Дверь в аудиторию приотворяется — это Сашута, сестрица жены моей, она тут аспирантка. Машет мне в щель — достала билетики, это тут поблизости в Пушкинском музее, на открытие художественной выставки. И тут что-то вспыхивает во мне, не знаю, не понимаю уж что. Я встаю резко и печатаю шаг, иду мимо стола с этой самой комиссией.
Растерянно лицо председателя — отца Дионисия, доцента Вики Ученовой (подлинная фамилия, руководитель студенческой практики у нас в молодежной газете, теперь уж давно профессор, она брала меня к себе в аспирантуру).
— Ленечка, выходить же нельзя! Посиди, успокойся...
А я уже не вижу ничего, кроме этих билетиков в руках у Сащуты. Кроме пушкинских профилей на выставке, тут поблизости — в музее имени Пушкина, где сразу же после открытия состоится концерт и будут петь, конечно же, арию Ленского.
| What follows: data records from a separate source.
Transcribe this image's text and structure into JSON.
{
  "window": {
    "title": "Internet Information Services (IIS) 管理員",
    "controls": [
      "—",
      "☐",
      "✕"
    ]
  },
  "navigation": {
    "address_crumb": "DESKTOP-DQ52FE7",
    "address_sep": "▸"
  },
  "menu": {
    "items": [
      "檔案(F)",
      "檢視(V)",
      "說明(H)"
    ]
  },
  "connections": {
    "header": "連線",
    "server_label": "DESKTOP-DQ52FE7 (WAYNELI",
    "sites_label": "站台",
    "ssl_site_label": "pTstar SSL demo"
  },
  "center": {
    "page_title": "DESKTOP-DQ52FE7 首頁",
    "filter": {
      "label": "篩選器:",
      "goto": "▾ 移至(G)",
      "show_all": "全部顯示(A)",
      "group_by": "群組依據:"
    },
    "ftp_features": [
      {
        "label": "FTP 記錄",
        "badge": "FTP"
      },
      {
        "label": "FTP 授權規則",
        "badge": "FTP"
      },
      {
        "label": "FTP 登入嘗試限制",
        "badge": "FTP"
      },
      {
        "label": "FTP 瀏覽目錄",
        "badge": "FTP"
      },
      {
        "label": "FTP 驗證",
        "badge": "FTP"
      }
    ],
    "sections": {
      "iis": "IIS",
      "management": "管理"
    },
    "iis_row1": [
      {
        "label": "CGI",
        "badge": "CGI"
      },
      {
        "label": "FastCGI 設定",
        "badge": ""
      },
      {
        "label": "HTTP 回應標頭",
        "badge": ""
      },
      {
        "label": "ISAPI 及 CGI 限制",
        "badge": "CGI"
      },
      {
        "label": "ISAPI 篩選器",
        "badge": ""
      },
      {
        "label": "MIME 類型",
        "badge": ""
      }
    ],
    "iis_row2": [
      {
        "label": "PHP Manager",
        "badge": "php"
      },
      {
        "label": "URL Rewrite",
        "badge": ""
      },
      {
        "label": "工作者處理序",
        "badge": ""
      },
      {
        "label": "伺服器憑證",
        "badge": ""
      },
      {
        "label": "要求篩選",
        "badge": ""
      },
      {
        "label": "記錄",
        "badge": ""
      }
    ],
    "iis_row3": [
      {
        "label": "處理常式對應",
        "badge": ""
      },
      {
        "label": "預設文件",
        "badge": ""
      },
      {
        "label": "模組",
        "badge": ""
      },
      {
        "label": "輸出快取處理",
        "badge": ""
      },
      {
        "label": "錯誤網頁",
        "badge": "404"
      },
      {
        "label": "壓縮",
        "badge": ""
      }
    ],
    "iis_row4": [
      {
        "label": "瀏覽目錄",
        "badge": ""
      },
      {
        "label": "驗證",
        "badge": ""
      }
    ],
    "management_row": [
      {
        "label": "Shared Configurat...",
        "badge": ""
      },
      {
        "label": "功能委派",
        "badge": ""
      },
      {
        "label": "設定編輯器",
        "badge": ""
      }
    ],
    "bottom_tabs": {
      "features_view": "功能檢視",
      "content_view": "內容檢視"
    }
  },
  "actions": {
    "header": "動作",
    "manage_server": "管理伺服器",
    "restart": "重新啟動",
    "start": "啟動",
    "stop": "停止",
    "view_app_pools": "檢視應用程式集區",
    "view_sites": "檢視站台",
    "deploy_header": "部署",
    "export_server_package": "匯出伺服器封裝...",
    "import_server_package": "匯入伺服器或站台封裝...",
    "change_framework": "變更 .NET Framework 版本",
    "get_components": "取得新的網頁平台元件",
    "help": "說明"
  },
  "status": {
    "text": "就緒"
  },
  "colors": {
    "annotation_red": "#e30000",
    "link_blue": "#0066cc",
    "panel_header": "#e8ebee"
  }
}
Вот только кто, интересно, — Лемешев или Козловский?
Всегда поют — как в день гибели, так и в день рожденья поэта. Как и я пою ее по сию пору всегда — эту вечно молодую, любимую арию Ленского.
Куда, куда вы удалились,
Весны моей златые дни?
ТЕПЛЫЕ РАССКАЗИКИ
Предисловие
И это тоже короткие, т.н. «теплые» рассказики, но уже не от имени ВРИО Кузьмы Пруткова, а от самого себя. Уже не иронией, не юмором веет от них, а, скорее, лирикой, теплом души от многочисленных встреч, щедро разбросанных по моей жизни. Это моменты, моментальности и монументальности, искры и озарения, попавшие в мои записные книжки и до сих пор греющие меня, мою душу. Очень хорошо все это помогает при создании крупных произведений в прозе, поэзии, драматургии, да и для стихотворной лирики тоже. Рассказец-то короткий, но по воздействию на читателя емкий. Если, конечно, суметь преодолеть «наборность» текста, проникнуть сквозь нее, попадая в самую точку, создавая интенсификацию писательского труда, поощряемого читательским интересом.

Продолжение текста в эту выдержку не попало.